Conclusion: systems over prompts

The strategic insight underpinning this entire architecture is that the system, not the prompt, drives quality. When design tokens align 1:1 between Figma and CSS variables, AI output becomes deterministic. When MCP servers provide live component APIs, hallucination disappears. When hooks enforce formatting automatically, style consistency becomes guaranteed rather than hoped-for. When Storybook's autonomous correction loop runs interaction tests, the agent self-heals before a human ever reviews.

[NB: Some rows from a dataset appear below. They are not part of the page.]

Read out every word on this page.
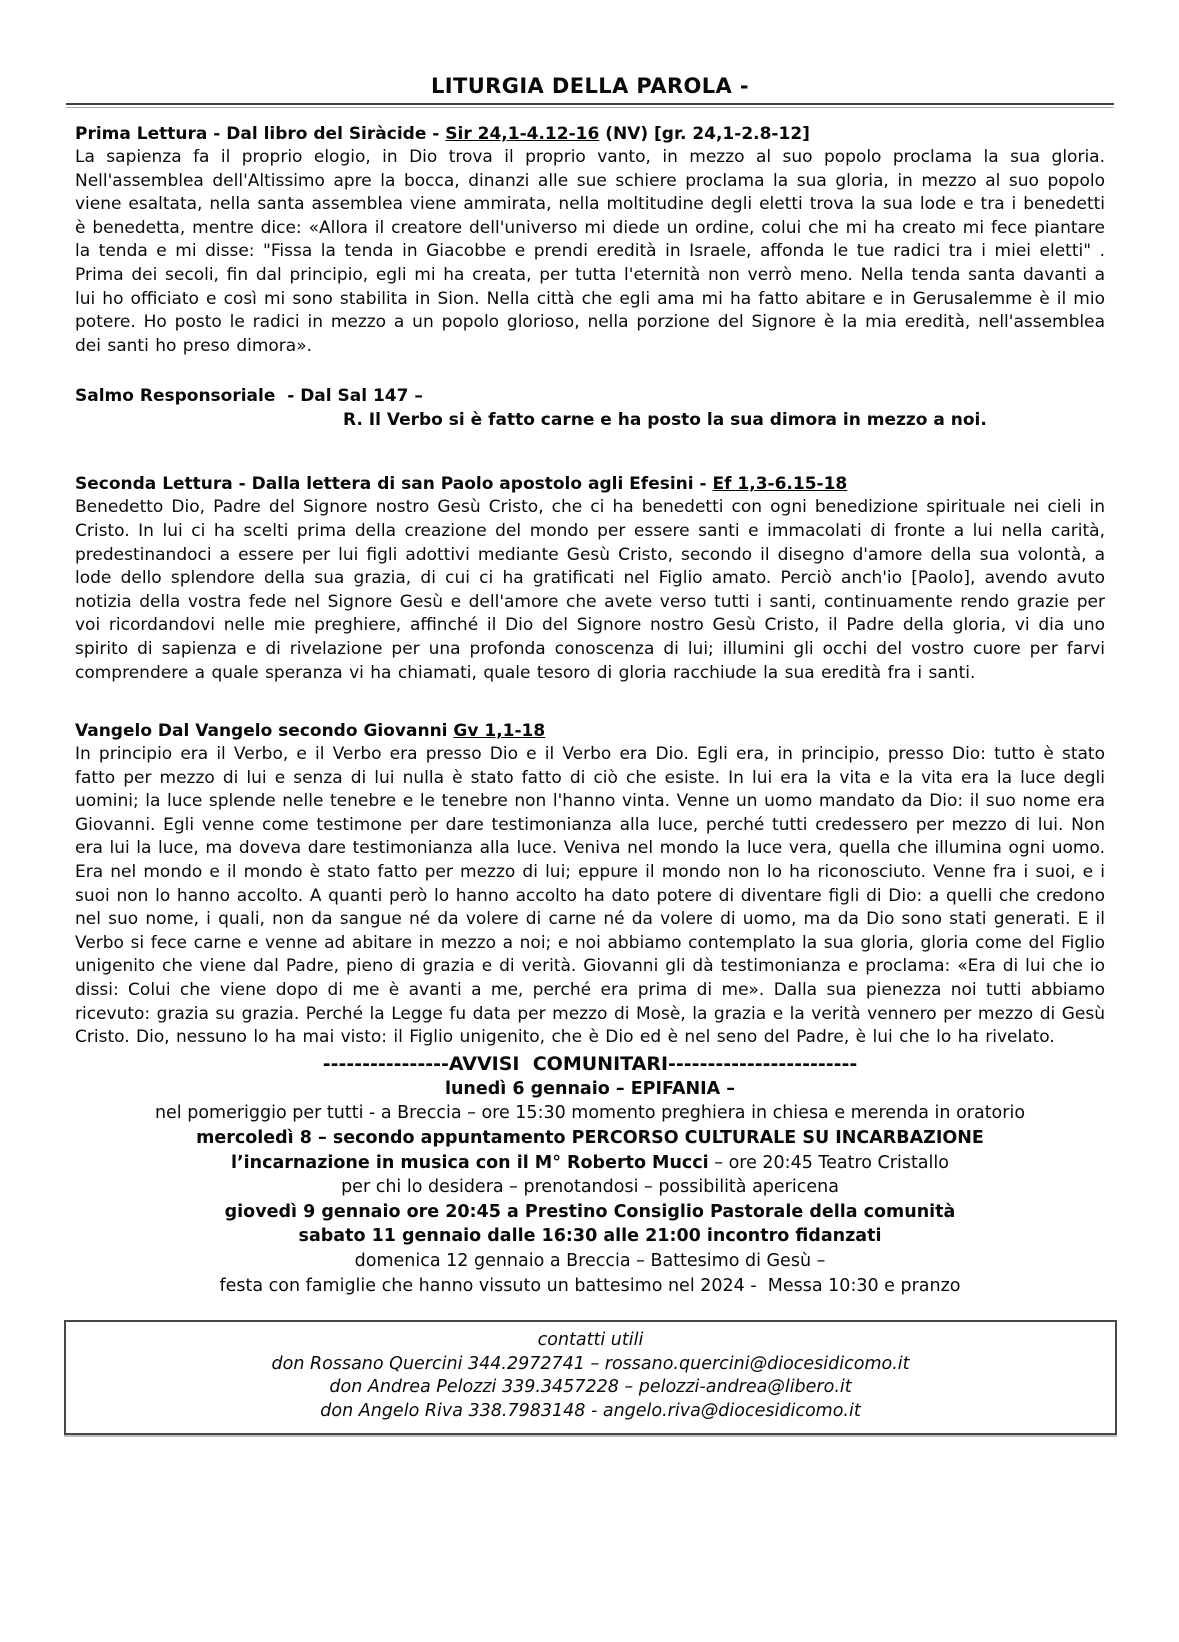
LITURGIA DELLA PAROLA -

Prima Lettura - Dal libro del Siràcide - Sir 24,1-4.12-16 (NV) [gr. 24,1-2.8-12]

La sapienza fa il proprio elogio, in Dio trova il proprio vanto, in mezzo al suo popolo proclama la sua gloria. Nell'assemblea dell'Altissimo apre la bocca, dinanzi alle sue schiere proclama la sua gloria, in mezzo al suo popolo viene esaltata, nella santa assemblea viene ammirata, nella moltitudine degli eletti trova la sua lode e tra i benedetti è benedetta, mentre dice: «Allora il creatore dell'universo mi diede un ordine, colui che mi ha creato mi fece piantare la tenda e mi disse: "Fissa la tenda in Giacobbe e prendi eredità in Israele, affonda le tue radici tra i miei eletti" . Prima dei secoli, fin dal principio, egli mi ha creata, per tutta l'eternità non verrò meno. Nella tenda santa davanti a lui ho officiato e così mi sono stabilita in Sion. Nella città che egli ama mi ha fatto abitare e in Gerusalemme è il mio potere. Ho posto le radici in mezzo a un popolo glorioso, nella porzione del Signore è la mia eredità, nell'assemblea dei santi ho preso dimora».

Salmo Responsoriale  - Dal Sal 147 –

R. Il Verbo si è fatto carne e ha posto la sua dimora in mezzo a noi.

Seconda Lettura - Dalla lettera di san Paolo apostolo agli Efesini - Ef 1,3-6.15-18

Benedetto Dio, Padre del Signore nostro Gesù Cristo, che ci ha benedetti con ogni benedizione spirituale nei cieli in Cristo. In lui ci ha scelti prima della creazione del mondo per essere santi e immacolati di fronte a lui nella carità, predestinandoci a essere per lui figli adottivi mediante Gesù Cristo, secondo il disegno d'amore della sua volontà, a lode dello splendore della sua grazia, di cui ci ha gratificati nel Figlio amato. Perciò anch'io [Paolo], avendo avuto notizia della vostra fede nel Signore Gesù e dell'amore che avete verso tutti i santi, continuamente rendo grazie per voi ricordandovi nelle mie preghiere, affinché il Dio del Signore nostro Gesù Cristo, il Padre della gloria, vi dia uno spirito di sapienza e di rivelazione per una profonda conoscenza di lui; illumini gli occhi del vostro cuore per farvi comprendere a quale speranza vi ha chiamati, quale tesoro di gloria racchiude la sua eredità fra i santi.

Vangelo Dal Vangelo secondo Giovanni Gv 1,1-18

In principio era il Verbo, e il Verbo era presso Dio e il Verbo era Dio. Egli era, in principio, presso Dio: tutto è stato fatto per mezzo di lui e senza di lui nulla è stato fatto di ciò che esiste. In lui era la vita e la vita era la luce degli uomini; la luce splende nelle tenebre e le tenebre non l'hanno vinta. Venne un uomo mandato da Dio: il suo nome era Giovanni. Egli venne come testimone per dare testimonianza alla luce, perché tutti credessero per mezzo di lui. Non era lui la luce, ma doveva dare testimonianza alla luce. Veniva nel mondo la luce vera, quella che illumina ogni uomo. Era nel mondo e il mondo è stato fatto per mezzo di lui; eppure il mondo non lo ha riconosciuto. Venne fra i suoi, e i suoi non lo hanno accolto. A quanti però lo hanno accolto ha dato potere di diventare figli di Dio: a quelli che credono nel suo nome, i quali, non da sangue né da volere di carne né da volere di uomo, ma da Dio sono stati generati. E il Verbo si fece carne e venne ad abitare in mezzo a noi; e noi abbiamo contemplato la sua gloria, gloria come del Figlio unigenito che viene dal Padre, pieno di grazia e di verità. Giovanni gli dà testimonianza e proclama: «Era di lui che io dissi: Colui che viene dopo di me è avanti a me, perché era prima di me». Dalla sua pienezza noi tutti abbiamo ricevuto: grazia su grazia. Perché la Legge fu data per mezzo di Mosè, la grazia e la verità vennero per mezzo di Gesù Cristo. Dio, nessuno lo ha mai visto: il Figlio unigenito, che è Dio ed è nel seno del Padre, è lui che lo ha rivelato.

----------------AVVISI  COMUNITARI------------------------

lunedì 6 gennaio – EPIFANIA –

nel pomeriggio per tutti - a Breccia – ore 15:30 momento preghiera in chiesa e merenda in oratorio

mercoledì 8 – secondo appuntamento PERCORSO CULTURALE SU INCARBAZIONE

l’incarnazione in musica con il M° Roberto Mucci – ore 20:45 Teatro Cristallo

per chi lo desidera – prenotandosi – possibilità apericena

giovedì 9 gennaio ore 20:45 a Prestino Consiglio Pastorale della comunità

sabato 11 gennaio dalle 16:30 alle 21:00 incontro fidanzati

domenica 12 gennaio a Breccia – Battesimo di Gesù –

festa con famiglie che hanno vissuto un battesimo nel 2024 -  Messa 10:30 e pranzo

contatti utili

don Rossano Quercini 344.2972741 – rossano.quercini@diocesidicomo.it

don Andrea Pelozzi 339.3457228 – pelozzi-andrea@libero.it

don Angelo Riva 338.7983148 - angelo.riva@diocesidicomo.it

The most novel finding across this research is the emerging pattern of code execution with MCP — where agents interact with MCP servers via code rather than direct tool calls, reducing token usage from 150,000 tokens to 2,000 in Anthropic's measurements (a 98.7% savings). This suggests the current MCP architecture, while powerful, is transitional — the future likely involves even more efficient agent-tool interaction patterns.

For teams adopting this system, the recommended sequence is: start with CLAUDE.md + shadcn MCP server (immediate accuracy gains), add Storybook MCP addon (visual feedback loop), introduce Playwright MCP (visual verification), then layer in skills and hooks as patterns stabilize. Resist the temptation to configure everything at once — context efficiency demands starting minimal and adding only what demonstrates measurable improvement. The jaan-to convention provides the scaffold; the specific contents should evolve through iteration, treated like prompt engineering: test, measure, refine.